The practical implications of these decisions are partly financial; victims of a hostile act are eligible for state compensation. But these unusual cases raise other important questions. How is rape as a terrorist act different to rape? And in the context of the current wave of violence, do these cases merely make the point for Israelis that their already dehumanized Palestinian enemy is even more brutal and inhuman?
The lawyer of the victim in the most recent case, Roni Aloni Sedovnik, sees the decision as a feminist – and nationalist – victory. “Rape and humiliation are a legitimate tool in the hands of Muslim fanatics to hurt the enemy,” she wrote on Facebook. “ISIS rape women and children of the enemy,” she added, as do Assad’s soldiers in Syria. “There is an urgent need here for international exposure of the crimes of the Palestinians, but miraculously all our calls to the Deputy Foreign Minister Tzipi Hotovely or the Prime Minister’s Office or the NGO Shurat Din went unanswered. Yes, well, it’s just women, who is interested in the fact that Palestinians sexually assault hundreds of girls and young Israeli women in the public space?” She ended her post with a cynical call for women to “stay at home” to safeguard their honor.
Rape of women as a weapon of war is, sadly, as old as war itself, and remains a regular component of warfare. As UN Women put it a few years ago: “Violence against women during or after armed conflicts has been reported in every international or non-international war-zone.” In 2008, former military advisor to the UN Major-General Patrick Cammaert said, “It is now more dangerous to be a woman than to be a soldier in modern conflict.” Up to half a million women were raped in the 90s in Rwanda; up to 50,000 women were raped in Bosnia and Herzegovina; and the list goes on.

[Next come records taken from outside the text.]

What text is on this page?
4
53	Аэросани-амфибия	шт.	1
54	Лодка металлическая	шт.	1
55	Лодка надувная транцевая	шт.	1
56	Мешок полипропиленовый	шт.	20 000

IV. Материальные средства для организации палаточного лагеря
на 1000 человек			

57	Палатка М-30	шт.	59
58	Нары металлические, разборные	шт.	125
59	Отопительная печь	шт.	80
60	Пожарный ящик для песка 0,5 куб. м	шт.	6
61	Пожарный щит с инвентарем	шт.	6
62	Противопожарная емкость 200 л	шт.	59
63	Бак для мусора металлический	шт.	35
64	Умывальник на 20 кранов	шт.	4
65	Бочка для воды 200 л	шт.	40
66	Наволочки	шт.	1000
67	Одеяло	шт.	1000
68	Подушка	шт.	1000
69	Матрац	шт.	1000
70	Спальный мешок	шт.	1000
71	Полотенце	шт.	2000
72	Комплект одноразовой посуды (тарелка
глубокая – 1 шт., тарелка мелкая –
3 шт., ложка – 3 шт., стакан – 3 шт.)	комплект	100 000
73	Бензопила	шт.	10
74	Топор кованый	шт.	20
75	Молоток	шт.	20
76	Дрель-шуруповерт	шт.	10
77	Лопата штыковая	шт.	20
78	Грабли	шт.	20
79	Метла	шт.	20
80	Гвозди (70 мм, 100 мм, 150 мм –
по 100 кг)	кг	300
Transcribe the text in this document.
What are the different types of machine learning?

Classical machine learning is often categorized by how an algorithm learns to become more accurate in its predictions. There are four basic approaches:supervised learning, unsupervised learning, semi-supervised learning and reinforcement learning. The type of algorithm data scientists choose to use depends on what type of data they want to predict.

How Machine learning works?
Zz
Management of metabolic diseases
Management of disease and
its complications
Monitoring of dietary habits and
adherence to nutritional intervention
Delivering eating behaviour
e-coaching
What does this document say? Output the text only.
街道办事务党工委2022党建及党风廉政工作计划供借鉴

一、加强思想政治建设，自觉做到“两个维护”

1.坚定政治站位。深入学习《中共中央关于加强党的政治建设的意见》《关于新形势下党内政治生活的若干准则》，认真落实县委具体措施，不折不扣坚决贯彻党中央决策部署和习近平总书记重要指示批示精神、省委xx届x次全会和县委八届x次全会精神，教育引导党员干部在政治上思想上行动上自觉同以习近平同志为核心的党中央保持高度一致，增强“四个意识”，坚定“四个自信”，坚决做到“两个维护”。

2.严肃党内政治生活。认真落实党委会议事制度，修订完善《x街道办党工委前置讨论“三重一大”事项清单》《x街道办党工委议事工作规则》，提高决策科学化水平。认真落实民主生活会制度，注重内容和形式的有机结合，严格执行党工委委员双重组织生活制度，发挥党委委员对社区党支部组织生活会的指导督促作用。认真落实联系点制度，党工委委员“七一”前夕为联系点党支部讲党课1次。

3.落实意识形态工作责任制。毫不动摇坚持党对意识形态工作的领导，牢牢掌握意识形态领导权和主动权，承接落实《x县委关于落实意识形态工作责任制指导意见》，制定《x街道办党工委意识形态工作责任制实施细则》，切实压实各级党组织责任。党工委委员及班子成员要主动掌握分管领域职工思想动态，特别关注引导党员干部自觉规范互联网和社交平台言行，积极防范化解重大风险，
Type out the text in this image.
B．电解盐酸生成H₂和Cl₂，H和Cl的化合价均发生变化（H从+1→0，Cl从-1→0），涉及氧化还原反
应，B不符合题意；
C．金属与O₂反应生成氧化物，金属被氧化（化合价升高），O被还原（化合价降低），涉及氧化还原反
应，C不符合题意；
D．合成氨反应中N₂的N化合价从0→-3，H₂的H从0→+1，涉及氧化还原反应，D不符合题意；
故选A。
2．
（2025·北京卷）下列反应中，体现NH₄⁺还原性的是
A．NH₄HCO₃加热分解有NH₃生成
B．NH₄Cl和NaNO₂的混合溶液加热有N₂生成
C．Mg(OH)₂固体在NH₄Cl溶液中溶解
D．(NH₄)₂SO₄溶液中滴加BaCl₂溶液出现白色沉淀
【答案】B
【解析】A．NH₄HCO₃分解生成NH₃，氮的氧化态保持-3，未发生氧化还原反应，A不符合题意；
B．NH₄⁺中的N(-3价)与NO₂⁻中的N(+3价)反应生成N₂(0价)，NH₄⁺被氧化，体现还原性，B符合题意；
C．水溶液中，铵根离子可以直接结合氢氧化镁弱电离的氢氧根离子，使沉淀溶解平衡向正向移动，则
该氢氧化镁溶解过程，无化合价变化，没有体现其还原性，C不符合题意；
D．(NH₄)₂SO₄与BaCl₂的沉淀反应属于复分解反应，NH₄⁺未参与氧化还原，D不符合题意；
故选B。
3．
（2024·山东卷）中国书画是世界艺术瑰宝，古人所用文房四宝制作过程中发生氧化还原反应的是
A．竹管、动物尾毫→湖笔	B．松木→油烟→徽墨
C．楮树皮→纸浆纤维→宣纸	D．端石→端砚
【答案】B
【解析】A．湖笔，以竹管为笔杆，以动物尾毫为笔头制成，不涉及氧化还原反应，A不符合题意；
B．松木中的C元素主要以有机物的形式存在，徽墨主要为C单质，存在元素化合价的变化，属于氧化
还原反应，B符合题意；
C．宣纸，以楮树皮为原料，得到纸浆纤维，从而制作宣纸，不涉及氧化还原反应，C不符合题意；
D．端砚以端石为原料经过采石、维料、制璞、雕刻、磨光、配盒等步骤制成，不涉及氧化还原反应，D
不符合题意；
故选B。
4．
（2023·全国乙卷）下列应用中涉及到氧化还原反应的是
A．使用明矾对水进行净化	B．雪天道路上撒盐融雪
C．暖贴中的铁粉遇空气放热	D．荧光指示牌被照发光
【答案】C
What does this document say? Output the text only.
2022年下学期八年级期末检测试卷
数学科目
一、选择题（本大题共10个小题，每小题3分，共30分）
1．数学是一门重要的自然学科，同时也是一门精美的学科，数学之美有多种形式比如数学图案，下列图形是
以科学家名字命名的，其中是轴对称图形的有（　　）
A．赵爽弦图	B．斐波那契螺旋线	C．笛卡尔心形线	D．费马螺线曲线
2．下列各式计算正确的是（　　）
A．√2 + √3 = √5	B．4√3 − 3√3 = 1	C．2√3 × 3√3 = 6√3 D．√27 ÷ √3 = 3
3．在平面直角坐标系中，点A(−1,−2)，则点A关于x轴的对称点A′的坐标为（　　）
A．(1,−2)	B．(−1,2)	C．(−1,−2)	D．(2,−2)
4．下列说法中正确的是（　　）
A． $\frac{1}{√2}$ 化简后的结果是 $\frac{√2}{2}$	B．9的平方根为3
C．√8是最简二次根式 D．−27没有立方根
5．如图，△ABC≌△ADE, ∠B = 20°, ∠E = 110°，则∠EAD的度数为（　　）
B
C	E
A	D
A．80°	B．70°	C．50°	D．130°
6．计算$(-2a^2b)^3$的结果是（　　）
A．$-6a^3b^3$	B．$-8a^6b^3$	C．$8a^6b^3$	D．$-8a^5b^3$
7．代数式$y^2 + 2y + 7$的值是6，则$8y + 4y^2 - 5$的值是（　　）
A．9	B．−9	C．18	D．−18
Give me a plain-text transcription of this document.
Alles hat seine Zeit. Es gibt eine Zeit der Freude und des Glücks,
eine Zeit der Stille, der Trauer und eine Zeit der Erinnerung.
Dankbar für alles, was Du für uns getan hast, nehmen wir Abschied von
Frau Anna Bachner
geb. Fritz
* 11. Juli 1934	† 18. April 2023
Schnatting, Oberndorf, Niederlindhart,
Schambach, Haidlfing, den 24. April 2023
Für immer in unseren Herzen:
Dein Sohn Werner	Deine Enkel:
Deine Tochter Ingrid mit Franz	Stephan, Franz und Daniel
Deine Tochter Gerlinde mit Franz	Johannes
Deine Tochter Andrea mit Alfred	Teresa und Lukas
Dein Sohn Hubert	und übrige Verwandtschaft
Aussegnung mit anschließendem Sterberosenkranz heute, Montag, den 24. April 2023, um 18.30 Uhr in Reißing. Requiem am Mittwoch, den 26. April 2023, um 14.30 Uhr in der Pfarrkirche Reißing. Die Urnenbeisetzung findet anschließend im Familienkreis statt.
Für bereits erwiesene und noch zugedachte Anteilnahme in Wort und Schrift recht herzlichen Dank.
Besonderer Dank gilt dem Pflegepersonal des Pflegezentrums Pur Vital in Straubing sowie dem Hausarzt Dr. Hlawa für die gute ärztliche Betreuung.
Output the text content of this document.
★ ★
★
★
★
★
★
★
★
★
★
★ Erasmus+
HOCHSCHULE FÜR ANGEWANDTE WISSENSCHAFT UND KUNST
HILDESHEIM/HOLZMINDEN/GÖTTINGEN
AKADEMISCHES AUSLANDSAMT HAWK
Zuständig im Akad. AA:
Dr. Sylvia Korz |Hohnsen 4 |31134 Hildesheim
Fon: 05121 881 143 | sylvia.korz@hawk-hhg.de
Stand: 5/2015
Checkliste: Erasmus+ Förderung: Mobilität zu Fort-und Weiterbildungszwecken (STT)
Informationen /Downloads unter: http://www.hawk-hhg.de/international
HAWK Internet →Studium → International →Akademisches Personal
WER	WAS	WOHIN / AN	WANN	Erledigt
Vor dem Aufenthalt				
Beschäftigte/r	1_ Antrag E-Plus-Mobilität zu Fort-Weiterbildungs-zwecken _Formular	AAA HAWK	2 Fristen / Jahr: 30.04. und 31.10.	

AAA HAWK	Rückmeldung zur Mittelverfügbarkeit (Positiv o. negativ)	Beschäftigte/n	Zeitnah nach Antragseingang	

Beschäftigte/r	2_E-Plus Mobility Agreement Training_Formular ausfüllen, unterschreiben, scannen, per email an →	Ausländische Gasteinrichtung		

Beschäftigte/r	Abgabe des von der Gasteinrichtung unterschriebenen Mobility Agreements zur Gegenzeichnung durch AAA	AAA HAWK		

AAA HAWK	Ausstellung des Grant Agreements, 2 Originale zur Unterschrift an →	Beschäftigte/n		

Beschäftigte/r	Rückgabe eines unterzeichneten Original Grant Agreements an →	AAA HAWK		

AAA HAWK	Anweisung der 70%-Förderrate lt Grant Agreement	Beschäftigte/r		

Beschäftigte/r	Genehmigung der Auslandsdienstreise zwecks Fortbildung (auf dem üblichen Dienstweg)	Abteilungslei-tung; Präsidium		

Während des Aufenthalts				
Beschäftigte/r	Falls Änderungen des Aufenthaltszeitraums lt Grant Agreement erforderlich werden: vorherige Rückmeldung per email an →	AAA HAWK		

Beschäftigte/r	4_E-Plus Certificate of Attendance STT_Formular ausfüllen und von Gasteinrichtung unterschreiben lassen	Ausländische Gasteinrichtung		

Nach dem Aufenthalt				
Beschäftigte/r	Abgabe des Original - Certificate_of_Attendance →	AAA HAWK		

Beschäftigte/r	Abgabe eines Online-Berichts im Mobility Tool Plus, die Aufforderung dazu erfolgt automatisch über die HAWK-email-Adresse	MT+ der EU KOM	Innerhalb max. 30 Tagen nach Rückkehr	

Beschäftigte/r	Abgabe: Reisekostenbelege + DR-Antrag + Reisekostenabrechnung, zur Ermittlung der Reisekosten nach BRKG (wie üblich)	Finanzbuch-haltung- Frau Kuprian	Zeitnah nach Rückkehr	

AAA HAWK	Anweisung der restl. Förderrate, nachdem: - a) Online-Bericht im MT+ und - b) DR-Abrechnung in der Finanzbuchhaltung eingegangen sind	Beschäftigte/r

According to Sedovnik, who conflates “Muslim fanaticism” with Palestinian nationalism, Arabs assault Jewish women to punish Israel, their enemy, and this is just the latest example. Her claim of “hundreds” of assaults seems exaggerated, however. According to the scholarship, while there are scattered reports of sexual crimes by Israelis and Palestinians against the enemy during their various wars, there are relatively few reported incidents when compared to other modern wars when compared to other modern wars. (The Israeli army’s “low rape” record has even been trotted out by “hasbaraists,” only to be roundly disputed by their opponents.)
The idea of “the enemy” punishing Israel through its women certainly exists in the national consciousness. This is despite the fact that sexual crime in the context of the conflict is relatively rare. In the Israeli rock opera – yes, there is such a thing – called “Mami,” produced in 1986, Palestinian men threaten to gang-rape a woman, singing that they will “redeem Palestine” through “seed and erection.” Last year, when there were calls to ban Palestinians from certain West Bank bus lines, settlers urging the ban claimed, among other things, that Palestinian passengers were assaulting Jewish women.
Sexual harassment scandals are a dime a dozen in Israel, but assault by a Jewish man is often seen as an aberration. Assault perpetrated by a foreign migrant or an Arab, meanwhile, is seen as proof of their true nature, as feminist activist Revital Madar points out.
Without knowing all the details of the mall rape or the Jerusalem assault, it is impossible to say whether or not they were accurately categorized as “hostile acts.” Classifying them as such, however, sends a message to other victims of sexual crime that there are different kinds of rape and different levels of suffering as a result of assault. It also sends the message that Israeli women are something that can be used to hurt Israel, as if their bodies somehow belonged to the state.